D. Chronic lymphocytic leukemia (CLL) cutis: This occurs in patients with known CLL. The infiltrate is monotonous and composed of small, mature-looking lymphocytes. It does not form reactive germinal centers.
E. Lupus erythematosus tumidus: This is a form of cutaneous lupus that presents with succulent, urticarial plaques. Histology shows a perivascular and periadnexal lymphocytic infiltrate with mucin deposition in the dermis, not the dense, nodular, germinal center-forming infiltrate described.
Additional High-Yield Information for Exams:
Histopathology (Key Features of Pseudolymphoma):
"Top-Heavy" Infiltrate: Primarily in the superficial and mid-dermis.
Mixed Cellularity: A polymorphous infiltrate including T-cells, B-cells, plasma cells, histiocytes, and eosinophils.

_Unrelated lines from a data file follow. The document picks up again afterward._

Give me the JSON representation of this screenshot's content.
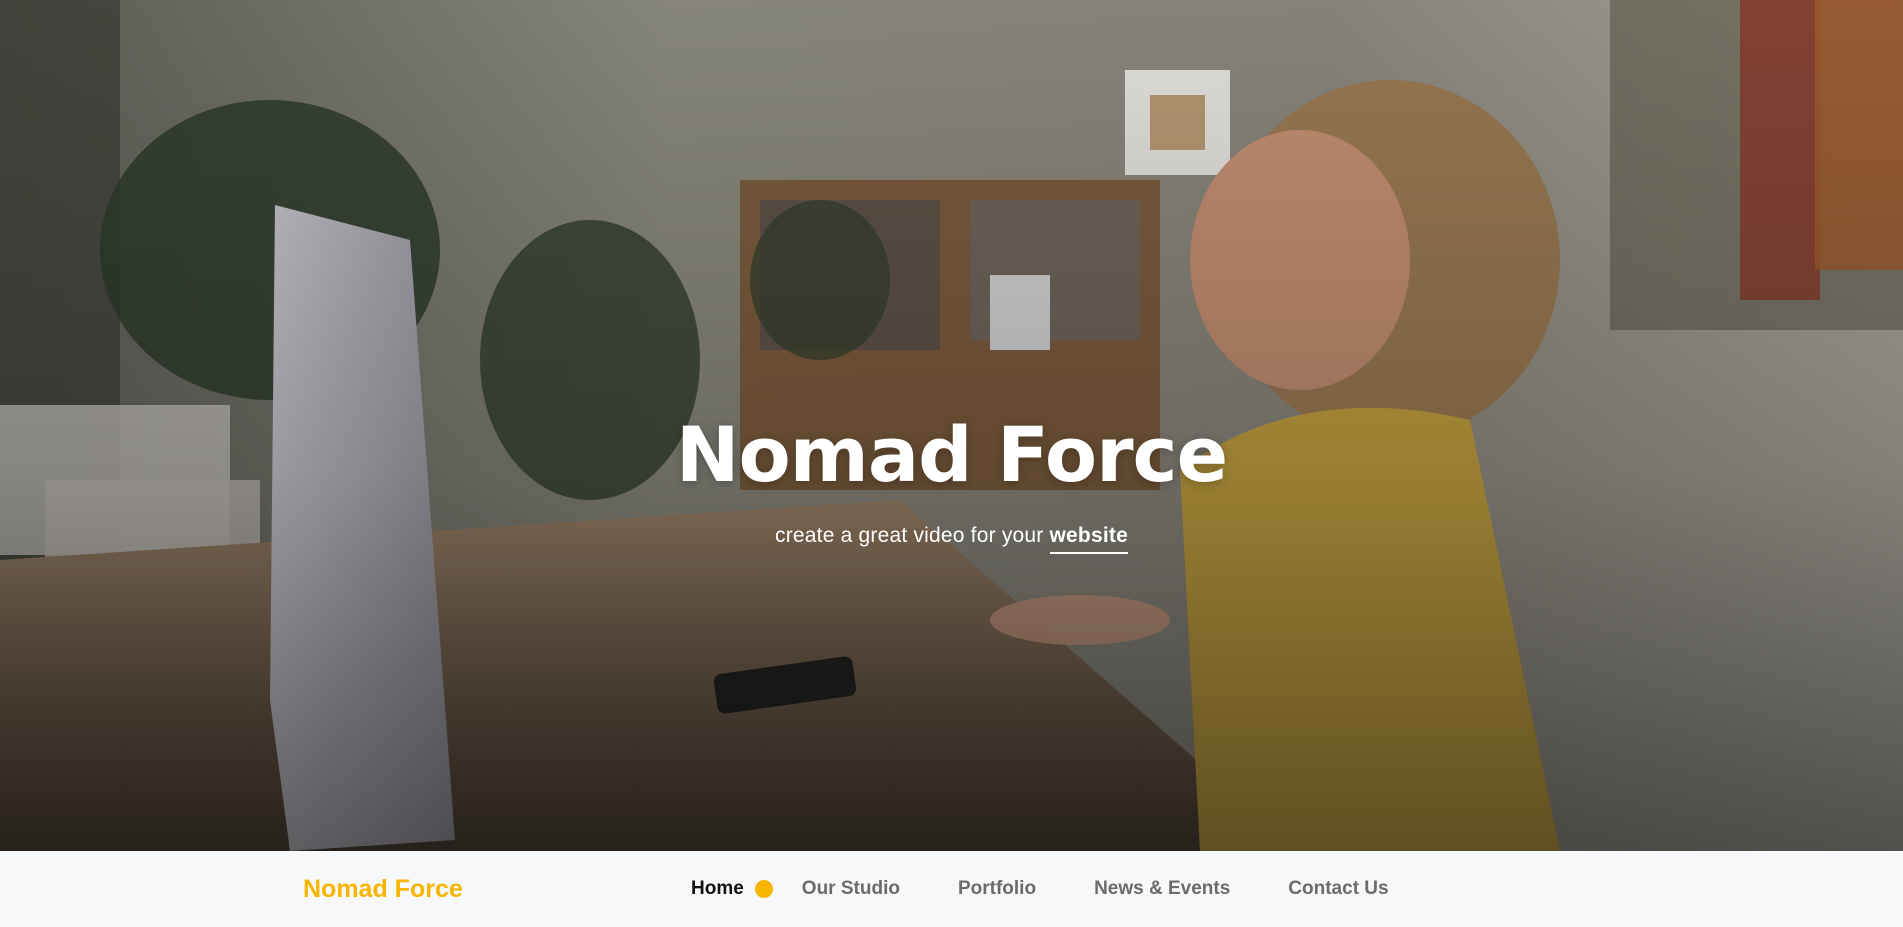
{
  "hero": {
    "title": "Nomad Force",
    "subtitle_prefix": "create a great video for your ",
    "subtitle_emphasis": "website",
    "background_image": "woman-at-desk-photo"
  },
  "navbar": {
    "brand": "Nomad Force",
    "items": [
      {
        "label": "Home",
        "active": true
      },
      {
        "label": "Our Studio",
        "active": false
      },
      {
        "label": "Portfolio",
        "active": false
      },
      {
        "label": "News & Events",
        "active": false
      },
      {
        "label": "Contact Us",
        "active": false
      }
    ]
  },
  "colors": {
    "accent": "#f7b500",
    "nav_text": "#6b6b6b",
    "nav_active": "#111111",
    "nav_background": "#f7f8fa"
  }
}
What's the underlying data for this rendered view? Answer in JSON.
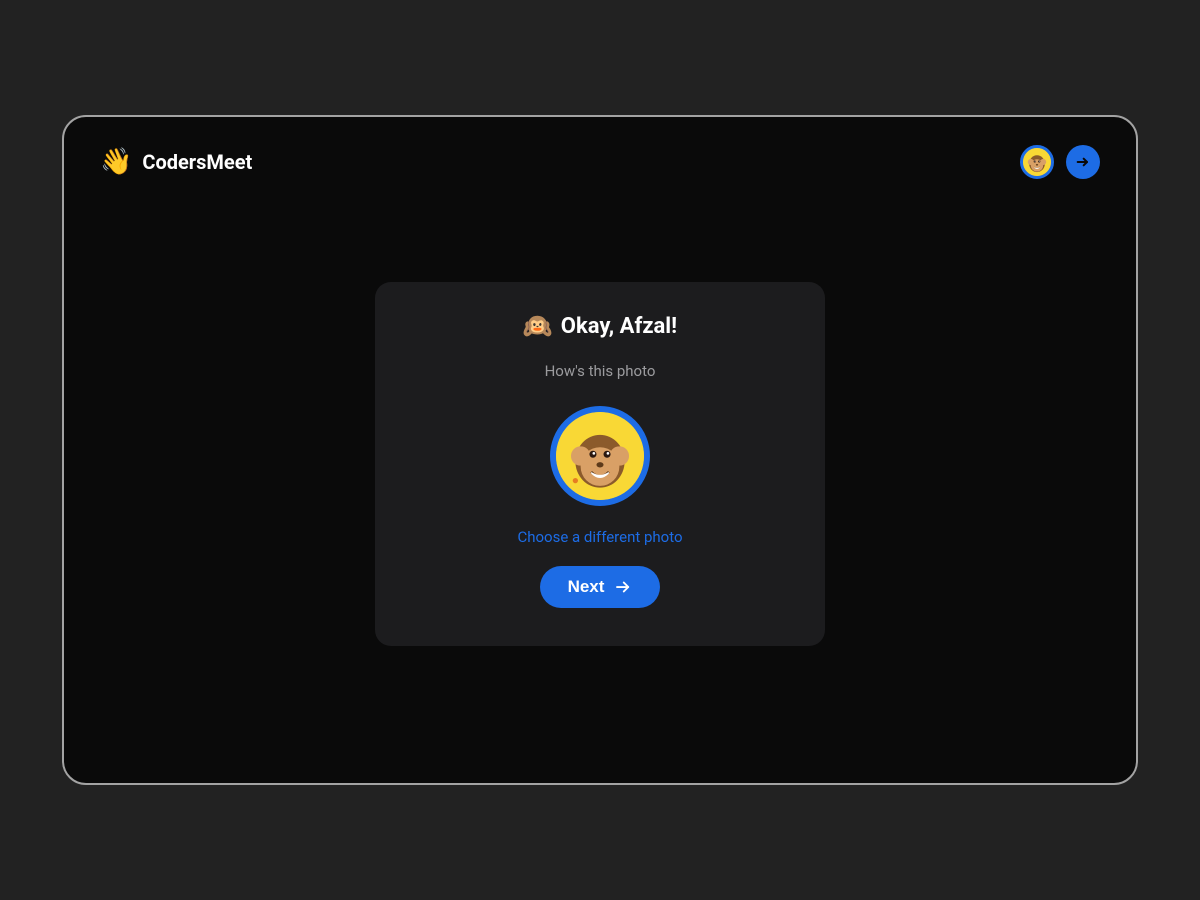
{
  "header": {
    "logo_icon": "👋",
    "logo_text": "CodersMeet"
  },
  "card": {
    "title_icon": "🙉",
    "title_text": "Okay, Afzal!",
    "subtitle": "How's this photo",
    "choose_link": "Choose a different photo",
    "next_button": "Next"
  },
  "colors": {
    "accent": "#1D6CE5",
    "background": "#222222",
    "window": "#0A0A0A",
    "card": "#1C1C1E"
  }
}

Reactive Germinal Centers: Well-defined germinal centers with tingible-body macrophages (macrophages containing apoptotic debris), polarity, and mitotic activity.

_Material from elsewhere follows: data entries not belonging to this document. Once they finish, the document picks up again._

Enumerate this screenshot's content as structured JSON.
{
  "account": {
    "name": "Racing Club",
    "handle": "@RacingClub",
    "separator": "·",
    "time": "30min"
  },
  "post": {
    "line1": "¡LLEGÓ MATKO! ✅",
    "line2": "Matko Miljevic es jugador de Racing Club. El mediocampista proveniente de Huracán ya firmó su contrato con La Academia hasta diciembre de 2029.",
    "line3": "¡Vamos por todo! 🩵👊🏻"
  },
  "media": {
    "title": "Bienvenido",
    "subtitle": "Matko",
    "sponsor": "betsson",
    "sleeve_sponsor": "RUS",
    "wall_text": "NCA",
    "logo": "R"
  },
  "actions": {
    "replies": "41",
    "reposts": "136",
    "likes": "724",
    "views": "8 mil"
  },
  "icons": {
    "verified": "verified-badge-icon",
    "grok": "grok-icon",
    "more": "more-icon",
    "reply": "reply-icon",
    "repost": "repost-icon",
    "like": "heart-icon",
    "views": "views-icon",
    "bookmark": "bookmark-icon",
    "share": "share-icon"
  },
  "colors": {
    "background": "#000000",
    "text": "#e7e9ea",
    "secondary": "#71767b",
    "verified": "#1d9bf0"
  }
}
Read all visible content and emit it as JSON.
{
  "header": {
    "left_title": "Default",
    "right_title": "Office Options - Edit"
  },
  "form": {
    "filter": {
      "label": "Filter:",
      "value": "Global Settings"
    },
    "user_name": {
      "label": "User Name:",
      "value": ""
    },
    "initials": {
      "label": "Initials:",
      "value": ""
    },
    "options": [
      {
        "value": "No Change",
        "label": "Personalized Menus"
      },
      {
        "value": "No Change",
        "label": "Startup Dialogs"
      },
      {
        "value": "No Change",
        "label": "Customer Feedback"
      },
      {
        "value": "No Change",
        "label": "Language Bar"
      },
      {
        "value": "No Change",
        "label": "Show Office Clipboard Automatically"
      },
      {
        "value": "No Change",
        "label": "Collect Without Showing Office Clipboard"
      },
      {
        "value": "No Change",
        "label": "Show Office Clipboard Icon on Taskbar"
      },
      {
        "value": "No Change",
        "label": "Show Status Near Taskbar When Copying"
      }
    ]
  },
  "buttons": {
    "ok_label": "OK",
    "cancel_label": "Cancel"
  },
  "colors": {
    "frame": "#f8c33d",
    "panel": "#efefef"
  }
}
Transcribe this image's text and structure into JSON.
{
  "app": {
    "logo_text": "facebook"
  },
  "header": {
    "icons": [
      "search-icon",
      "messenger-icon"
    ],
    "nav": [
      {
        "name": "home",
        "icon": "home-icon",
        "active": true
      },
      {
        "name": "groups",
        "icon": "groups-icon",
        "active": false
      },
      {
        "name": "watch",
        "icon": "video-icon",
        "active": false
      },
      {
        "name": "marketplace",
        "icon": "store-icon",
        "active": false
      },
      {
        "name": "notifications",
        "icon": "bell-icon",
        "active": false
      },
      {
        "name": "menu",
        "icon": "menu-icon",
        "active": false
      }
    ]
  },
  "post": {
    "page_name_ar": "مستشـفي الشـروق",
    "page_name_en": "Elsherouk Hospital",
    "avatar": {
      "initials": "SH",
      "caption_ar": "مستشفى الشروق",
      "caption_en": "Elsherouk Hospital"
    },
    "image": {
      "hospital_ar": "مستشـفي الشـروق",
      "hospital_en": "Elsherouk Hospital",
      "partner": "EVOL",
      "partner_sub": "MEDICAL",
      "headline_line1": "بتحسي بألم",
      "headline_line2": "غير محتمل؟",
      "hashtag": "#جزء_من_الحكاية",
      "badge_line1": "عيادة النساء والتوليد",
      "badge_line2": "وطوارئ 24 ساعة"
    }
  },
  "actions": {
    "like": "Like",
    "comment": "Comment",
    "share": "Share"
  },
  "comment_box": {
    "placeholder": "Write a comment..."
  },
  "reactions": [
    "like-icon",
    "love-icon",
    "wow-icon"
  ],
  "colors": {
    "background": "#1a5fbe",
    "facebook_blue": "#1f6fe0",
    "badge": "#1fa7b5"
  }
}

Preservation of Architecture: The infiltrate does not completely efface the normal dermal structures.
Clonality Studies: A critical tool for differentiation. Pseudolymphomas typically show a polyclonal population of lymphocytes (both kappa and lambda light chains are present in B-cell lesions; a diverse T-cell receptor gene rearrangement in T-cell lesions). Lymphomas show a monoclonal population.
Common Causes of Pseudolymphoma:
Medications: Anticonvulsants, antidepressants, beta-blockers, ACE inhibitors.
Infections: Borrelia burgdorferi (causing Borrelia lymphocytoma).
Antigens: Tattoo pigments, aluminum in vaccines, insect bites, acupuncture.
Idiopathic: No trigger found.
Prognosis: Excellent. Pseudolymphomas are benign and often resolve completely after removal of the inciting trigger. They do not have metastatic potential.
Management & Rationale:
Rationale: To rule out lymphoma and identify a treatable cause.
First-line:
Thorough History: Review of medications, tattoos, travel, and insect bites.
Serologic Testing: For Borrelia burgdorferi in endemic areas.
Treatment:
Remove the Trigger: Discontinue suspected medication.
For Persistent Lesions: Intralesional corticosteroids or conservative surgical excision are often curative.
For Refractory Cases: Topical corticosteroids, radiation therapy (which is very effective for both pseudolymphoma and true lymphoma, but used here at lower doses), or hydroxychloroquine may be used.